# POLSCI 3

## Week 3, Lecture 2: Correlation is not causation

In this notebook, we will dive deeper into tables and relationships between different variables!

As always, we can start by loading in our data. We are going to continue to work with the happiness dataset from the previous lecture.

In [None]:
happiness_data <- read.csv('happiness_polity_2018.csv')
head(happiness_data)

Again, here's the codebook:

- <code>polity2</code>: The "Polity Score" of the country, which measures its political system on a 21-pont scale ranging from -10 (hereditary monarchy) to +10 (consolidated democracy).
- <code>polity2_cat</code>: The political category the country is identified within. "autocracies" are on one end of the spectrum, "anocracies" are in the middle (semi-democracies), and "democracies" are at the top of the spectrum.
- <code>gdpcapita</code>: GDP per Capita (economic output per person)
- <code>gdpcapita_cat</code>: GDP/income category that the country falls into (based on GDP per capita)
- <code>happiness</code>: The country's happiness index, measured through surveys that require participants to rank their level of happiness based on an assortment of quality-of-life factors
- <code>happiness_cat</code>: Happiness category that the country falls into (based on happpiness indicator)
- <code>life_expectancy</code>: Average life expectancy in years
- <code>life_expectancy_cat</code>: Life Expectancy category that the country falls into

### Testing a theory

Suppose a psychologist had a _theory_ that happiness causes a longer life, _hypothesized_ that happier countries would therefore have people who lived longer, and decided to _empirically test_ this hypothesis in the dataset we're looking at this week.

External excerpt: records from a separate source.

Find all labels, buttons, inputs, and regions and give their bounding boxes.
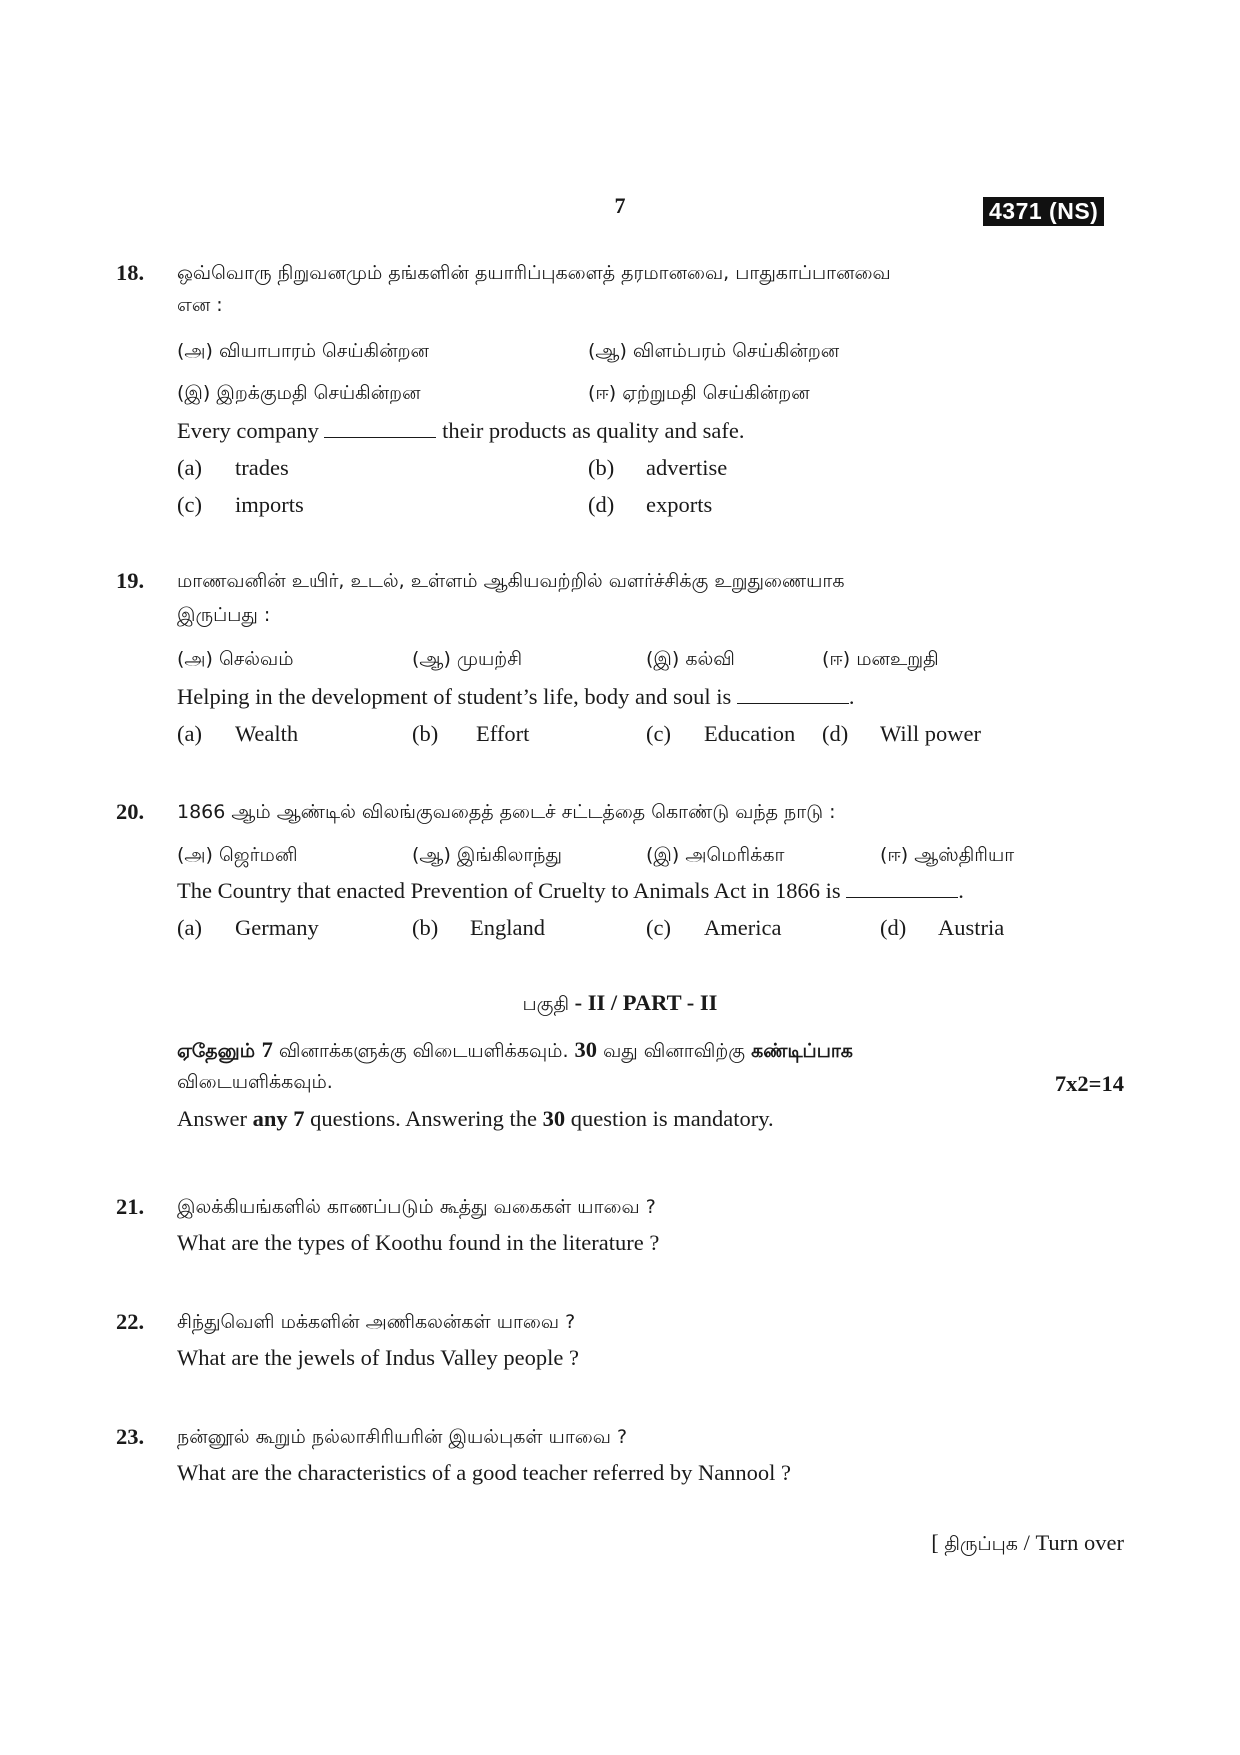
q19-ta-option-c: (இ) கல்வி bbox=[646, 648, 735, 670]
q19-ta-option-a: (அ) செல்வம் bbox=[177, 648, 294, 670]
q21-number: 21. bbox=[116, 1194, 145, 1219]
instr-thirty: 30 bbox=[574, 1037, 598, 1062]
instr-en-any7: any 7 bbox=[252, 1106, 305, 1131]
part2-heading-en: - II / PART - II bbox=[569, 990, 718, 1015]
q18-english-question bbox=[177, 416, 745, 446]
q18-opt-d: exports bbox=[646, 492, 713, 517]
q19-opt-d-label: (d) bbox=[822, 721, 849, 746]
q22-number: 22. bbox=[116, 1309, 145, 1334]
turn-over-ta: திருப்புக bbox=[944, 1533, 1018, 1555]
q19-opt-c: Education bbox=[704, 721, 796, 746]
q20-opt-d-label: (d) bbox=[880, 915, 907, 940]
instr-en-questions: questions. Answering the bbox=[304, 1106, 543, 1131]
q19-english-after: . bbox=[848, 684, 855, 709]
q21-tamil: இலக்கியங்களில் காணப்படும் கூத்து வகைகள் யாவை ? bbox=[177, 1196, 656, 1218]
instr-question: வது வினாவிற்கு bbox=[597, 1040, 752, 1062]
q18-opt-c-label: (c) bbox=[177, 492, 202, 517]
q20-ta-option-a: (அ) ஜெர்மனி bbox=[177, 844, 298, 866]
part2-heading bbox=[0, 988, 1240, 1019]
q18-opt-c: imports bbox=[235, 492, 304, 517]
q19-english-before: Helping in the development of student’s life, body and soul is bbox=[177, 684, 732, 709]
instr-en-mandatory: question is mandatory. bbox=[565, 1106, 774, 1131]
q19-opt-c-label: (c) bbox=[646, 721, 671, 746]
q19-opt-d: Will power bbox=[880, 721, 981, 746]
q20-ta-option-c: (இ) அமெரிக்கா bbox=[646, 844, 785, 866]
instr-en-answer: Answer bbox=[177, 1106, 253, 1131]
q23-english: What are the characteristics of a good teacher referred by Nannool ? bbox=[177, 1460, 792, 1485]
q18-ta-option-d: (ஈ) ஏற்றுமதி செய்கின்றன bbox=[588, 382, 810, 404]
q18-tamil-line1: ஒவ்வொரு நிறுவனமும் தங்களின் தயாரிப்புகளைத் தரமானவை, பாதுகாப்பானவை bbox=[177, 262, 891, 284]
instr-answer: வினாக்களுக்கு விடையளிக்கவும். bbox=[272, 1040, 575, 1062]
q20-opt-c-label: (c) bbox=[646, 915, 671, 940]
q18-number: 18. bbox=[116, 260, 145, 285]
q18-english-after: their products as quality and safe. bbox=[442, 418, 745, 443]
q20-ta-option-d: (ஈ) ஆஸ்திரியா bbox=[880, 844, 1015, 866]
page-number: 7 bbox=[614, 193, 626, 218]
q18-tamil-line2: என : bbox=[177, 294, 223, 316]
q19-ta-option-d: (ஈ) மனஉறுதி bbox=[822, 648, 939, 670]
q19-opt-b: Effort bbox=[476, 721, 530, 746]
q18-opt-b-label: (b) bbox=[588, 455, 615, 480]
part2-heading-ta: பகுதி bbox=[522, 993, 570, 1015]
instr-seven: 7 bbox=[261, 1037, 273, 1062]
q23-number: 23. bbox=[116, 1424, 145, 1449]
q19-ta-option-b: (ஆ) முயற்சி bbox=[412, 648, 523, 670]
instr-mandatory: கண்டிப்பாக bbox=[751, 1040, 853, 1062]
q22-english: What are the jewels of Indus Valley people ? bbox=[177, 1345, 579, 1370]
q19-english-question bbox=[177, 682, 855, 712]
part2-marks: 7x2=14 bbox=[1054, 1071, 1124, 1096]
q20-opt-c: America bbox=[704, 915, 782, 940]
q21-english: What are the types of Koothu found in the literature ? bbox=[177, 1230, 660, 1255]
q18-opt-a: trades bbox=[235, 455, 289, 480]
paper-code-badge: 4371 (NS) bbox=[983, 197, 1104, 226]
q18-ta-option-b: (ஆ) விளம்பரம் செய்கின்றன bbox=[588, 340, 840, 362]
q18-opt-d-label: (d) bbox=[588, 492, 615, 517]
q18-blank bbox=[324, 421, 436, 438]
q20-english-after: . bbox=[958, 878, 964, 903]
turn-over-en: / Turn over bbox=[1017, 1530, 1124, 1555]
q19-opt-b-label: (b) bbox=[412, 721, 439, 746]
part2-instruction-en bbox=[177, 1104, 774, 1134]
q20-english-question bbox=[177, 876, 964, 906]
q19-tamil-line1: மாணவனின் உயிர், உடல், உள்ளம் ஆகியவற்றில் வளர்ச்சிக்கு உறுதுணையாக bbox=[177, 570, 845, 592]
part2-instruction-ta-line1 bbox=[177, 1035, 853, 1066]
q19-opt-a-label: (a) bbox=[177, 721, 202, 746]
turn-over-bracket: [ bbox=[931, 1530, 945, 1555]
q20-opt-d: Austria bbox=[938, 915, 1005, 940]
q18-english-before: Every company bbox=[177, 418, 319, 443]
q20-english-before: The Country that enacted Prevention of Cruelty to Animals Act in 1866 is bbox=[177, 878, 841, 903]
part2-instruction-ta-line2: விடையளிக்கவும். bbox=[177, 1071, 333, 1093]
instr-any: ஏதேனும் bbox=[177, 1040, 262, 1062]
q20-number: 20. bbox=[116, 799, 145, 824]
turn-over-note bbox=[700, 1528, 1124, 1559]
q20-blank bbox=[846, 881, 958, 898]
q18-ta-option-c: (இ) இறக்குமதி செய்கின்றன bbox=[177, 382, 421, 404]
q20-tamil-line1: 1866 ஆம் ஆண்டில் விலங்குவதைத் தடைச் சட்டத்தை கொண்டு வந்த நாடு : bbox=[177, 801, 836, 823]
q18-opt-a-label: (a) bbox=[177, 455, 202, 480]
q20-opt-a: Germany bbox=[235, 915, 319, 940]
q22-tamil: சிந்துவெளி மக்களின் அணிகலன்கள் யாவை ? bbox=[177, 1311, 576, 1333]
q19-opt-a: Wealth bbox=[235, 721, 299, 746]
q20-opt-b: England bbox=[470, 915, 545, 940]
q20-ta-option-b: (ஆ) இங்கிலாந்து bbox=[412, 844, 562, 866]
q19-blank bbox=[737, 687, 849, 704]
q19-tamil-line2: இருப்பது : bbox=[177, 604, 271, 626]
instr-en-thirty: 30 bbox=[542, 1106, 566, 1131]
q18-ta-option-a: (அ) வியாபாரம் செய்கின்றன bbox=[177, 340, 429, 362]
q20-opt-b-label: (b) bbox=[412, 915, 439, 940]
q20-opt-a-label: (a) bbox=[177, 915, 202, 940]
q19-number: 19. bbox=[116, 568, 145, 593]
q18-opt-b: advertise bbox=[646, 455, 728, 480]
q23-tamil: நன்னூல் கூறும் நல்லாசிரியரின் இயல்புகள் யாவை ? bbox=[177, 1426, 628, 1448]
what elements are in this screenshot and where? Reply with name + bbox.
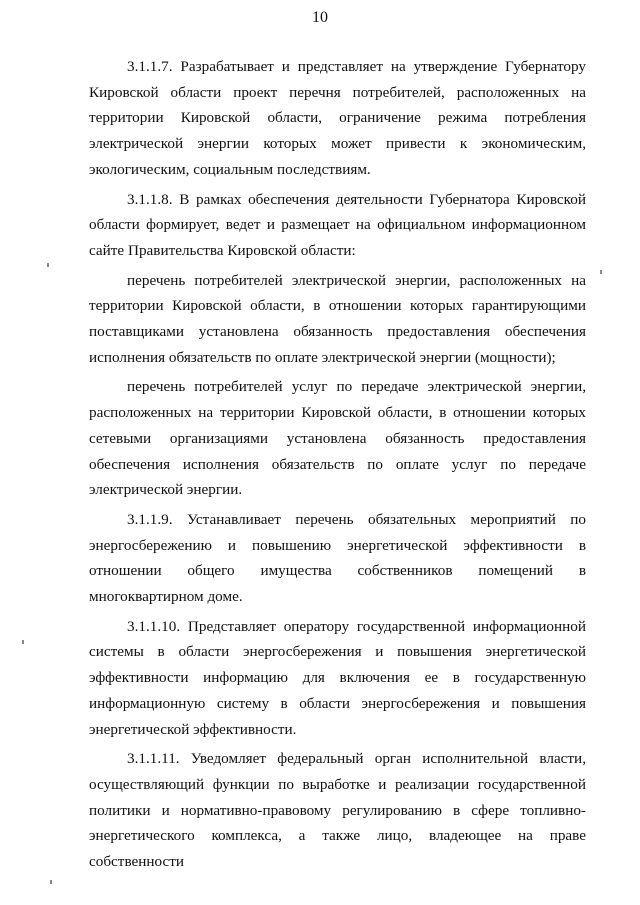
scan-speck [47, 263, 49, 267]
list-item-consumers-transmission-services: перечень потребителей услуг по передаче электрической энергии, расположенных на территории Кировской области, в отношении которых сетевыми организациями установлена обязанность предоставления обеспечения исполнения обязательств по оплате услуг по передаче электрической энергии. [89, 378, 586, 499]
list-item-consumers-electric-energy: перечень потребителей электрической энергии, расположенных на территории Кировской области, в отношении которых гарантирующими поставщиками установлена обязанность предоставления обеспечения исполнения обязательств по оплате электрической энергии (мощности); [89, 271, 586, 366]
scan-speck [22, 640, 24, 644]
paragraph-3-1-1-9: 3.1.1.9. Устанавливает перечень обязательных мероприятий по энергосбережению и повышению энергетической эффективности в отношении общего имущества собственников помещений в многоквартирном доме. [89, 510, 586, 606]
document-body [89, 54, 586, 879]
paragraph-3-1-1-8: 3.1.1.8. В рамках обеспечения деятельности Губернатора Кировской области формирует, ведет и размещает на официальном информационном сайте Правительства Кировской области: [89, 190, 586, 259]
scan-speck [600, 270, 602, 274]
page-number: 10 [312, 9, 328, 26]
paragraph-3-1-1-10: 3.1.1.10. Представляет оператору государственной информационной системы в области энергосбережения и повышения энергетической эффективности информацию для включения ее в государственную информационную систему в области энергосбережения и повышения энергетической эффективности. [89, 617, 586, 738]
paragraph-3-1-1-11: 3.1.1.11. Уведомляет федеральный орган исполнительной власти, осуществляющий функции по выработке и реализации государственной политики и нормативно-правовому регулированию в сфере топливно-энергетического комплекса, а также лицо, владеющее на праве собственности [89, 750, 586, 871]
paragraph-3-1-1-7: 3.1.1.7. Разрабатывает и представляет на утверждение Губернатору Кировской области проект перечня потребителей, расположенных на территории Кировской области, ограничение режима потребления электрической энергии которых может привести к экономическим, экологическим, социальным последствиям. [89, 58, 586, 178]
scan-speck [50, 880, 52, 884]
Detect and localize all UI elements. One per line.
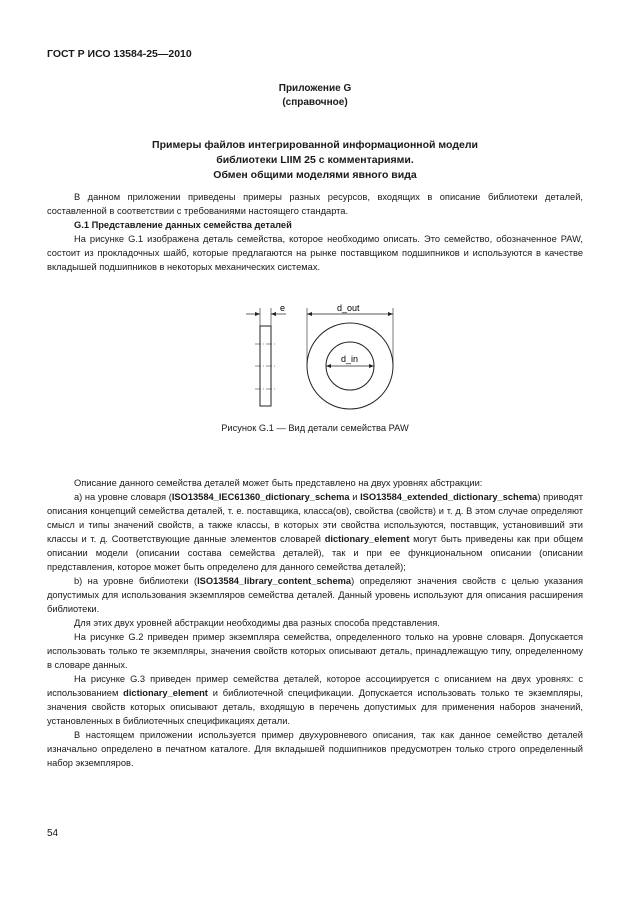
schema-name: ISO13584_IEC61360_dictionary_schema [171,492,350,502]
paragraph-intro: В данном приложении приведены примеры разных ресурсов, входящих в описание библиотеки деталей, составленной в соответствии с требованиями настоящего стандарта. [47,192,583,216]
figure-caption: Рисунок G.1 — Вид детали семейства PAW [221,423,409,433]
title-line-1: Примеры файлов интегрированной информационной модели [152,139,478,151]
list-item-a: а) на уровне словаря (ISO13584_IEC61360_dictionary_schema и ISO13584_extended_dictionary_schema) приводят описания концепций семейства деталей, т. е. поставщика, класса(ов), свойства (свойств) и т. д. В этом случае определяют смысл и типы значений свойств, а также классы, в которых эти свойства используются, поставщик, установивший эти классы и т. д. Соответствующие данные элементов словарей dictionary_element могут быть приведены как при общем описании модели (описании состава семейства деталей), так и при ее функциональном описании (описании представления, которое может быть определено для данного семейства деталей); [47,492,583,572]
document-code: ГОСТ Р ИСО 13584-25—2010 [47,48,192,60]
paragraph-conclusion: В настоящем приложении используется пример двухуровневого описания, так как данное семейство деталей изначально определено в печатном каталоге. Для вкладышей подшипников предусмотрен только строго определенный набор экземпляров. [47,730,583,768]
thickness-arrow-left [255,312,260,316]
title-line-2: библиотеки LIIM 25 с комментариями. [216,154,414,166]
annex-main-title [0,138,630,183]
annex-type: (справочное) [282,97,348,108]
paragraph-figure-ref: На рисунке G.1 изображена деталь семейства, которое необходимо описать. Это семейство, обозначенное PAW, состоит из прокладочных шайб, которые предлагаются на рынке поставщиком подшипников и используются в качестве вкладышей подшипников в некоторых механических системах. [47,234,583,272]
paragraph-figure-g2: На рисунке G.2 приведен пример экземпляра семейства, определенного только на уровне словаря. Допускается использовать только те экземпляры, значения свойств которых описывают деталь, принадлежащую типу, определенному в словаре данных. [47,632,583,670]
page-number: 54 [47,828,59,839]
section-heading-text: G.1 Представление данных семейства деталей [74,220,292,230]
thickness-arrow-right [271,312,276,316]
label-e: e [280,303,286,313]
body-section [47,476,583,770]
outer-arrow-right [388,312,393,316]
outer-arrow-left [307,312,312,316]
paragraph-figure-g3: На рисунке G.3 приведен пример семейства деталей, которое ассоциируется с описанием на двух уровнях: с использованием dictionary_element и библиотечной спецификации. Допускается использовать только те экземпляры, значения свойств которых описывают деталь, входящую в перечень допустимых для применения наборов значений, установленных в библиотечных спецификациях детали. [47,674,583,726]
intro-section [47,190,583,274]
paragraph-levels: Описание данного семейства деталей может быть представлено на двух уровнях абстракции: [74,478,483,488]
section-heading [47,218,583,232]
paragraph-representation: Для этих двух уровней абстракции необходимы два разных способа представления. [74,618,440,628]
annex-title: Приложение G [278,83,352,94]
annex-heading [0,82,630,110]
list-item-b: b) на уровне библиотеки (ISO13584_library_content_schema) определяют значения свойств с целью указания допустимых для использования экземпляров семейства деталей. Данный уровень используют для описания расширения библиотеки. [47,576,583,614]
schema-name: ISO13584_library_content_schema [197,576,352,586]
washer-figure [230,300,400,410]
entity-name: dictionary_element [123,688,208,698]
entity-name: dictionary_element [324,534,410,544]
label-d-out: d_out [337,303,360,313]
title-line-3: Обмен общими моделями явного вида [213,169,417,181]
label-d-in: d_in [341,354,359,364]
schema-name: ISO13584_extended_dictionary_schema [360,492,538,502]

To do so, we can look at this two-way table:

In [None]:
table(happiness_data$life_expectancy_cat, happiness_data$happiness_cat)

One might look at this and be *tempted* to conclude that being happy causes people live longer. Is the theory supported?

But wait a minute... *there might be other explanations for this relationship*.

When trying to establish a causal relationship that A causes B, people are aruging that:

$$A \rightarrow B$$

### Reverse Causation

Is it that living longer causes one to be happier? This would be called **reverse causation**; if we think A causes B because there is a relationship between A and B, **reverse causation** is the possibility that B actually causes A.

$$B \rightarrow A$$

Or, wait... maybe there is something else explaining this. The next table we will create is also looking at life expectancy, but this time pairing it with political system categories. 

In [None]:
table(happiness_data$life_expectancy_cat, happiness_data$polity2_cat)

### Omitted Variable Bias

Maybe what's really going on is that democracies are causing people to be happier and to live longer. This would be an example of **omitted variable bias**: there is a third factor, C, which causes both A and B. This would lead A to be related to B, even if A doesn't cause B.

$$C \rightarrow A \text{ and } B$$

Democracy isn't the only possible omitted variable, though.

One of the most important lessons in this class is that *correlation is not causation*. Life expectancy, happiness, and political regime type are related, but just from the fact that they are related, we don't know what causes what.

One of the most important skills you can learn in this class is how to tell stories about why a correlation isn't necessarily causal. To do so, think about possibilities for reverse causation and omitted variable bias:

- **Reverse causation**: When A is related to B and someone argues A causes B, but, in fact, B might cause A
- **Omitted variable bias**: When A is related to B and someone argues A causes B, but, in fact, C might both A and B


### Back to science in the abstract

There's a few difficult parts of the scientific method, including:
- coming up with theories in the first place
- coming up with hypotheses that can help understand whether those theories have merit
- coming up with empirical tests that test the hypothesis holds or not

All these steps can be difficult. This last step is much trickier than it looks. Often times, evidence that could be consistent with a hypothesis could also be interpreted as _inconsistent_ with it due to _alternative explanations_. One of our most important jobs as critical consumers of data is to think of potential alternative explanations for an empirical pattern, since this helps us evaluate whether the empirical test is actually consistent with the hypothesis, or might not actually say much about it at all.

The data we've looked at this week, I would say, hasn't said much about these hypotheses at all -- because it's just too likely that reverse causation and omitted variable bias could be responsible for these empirical patterns instead.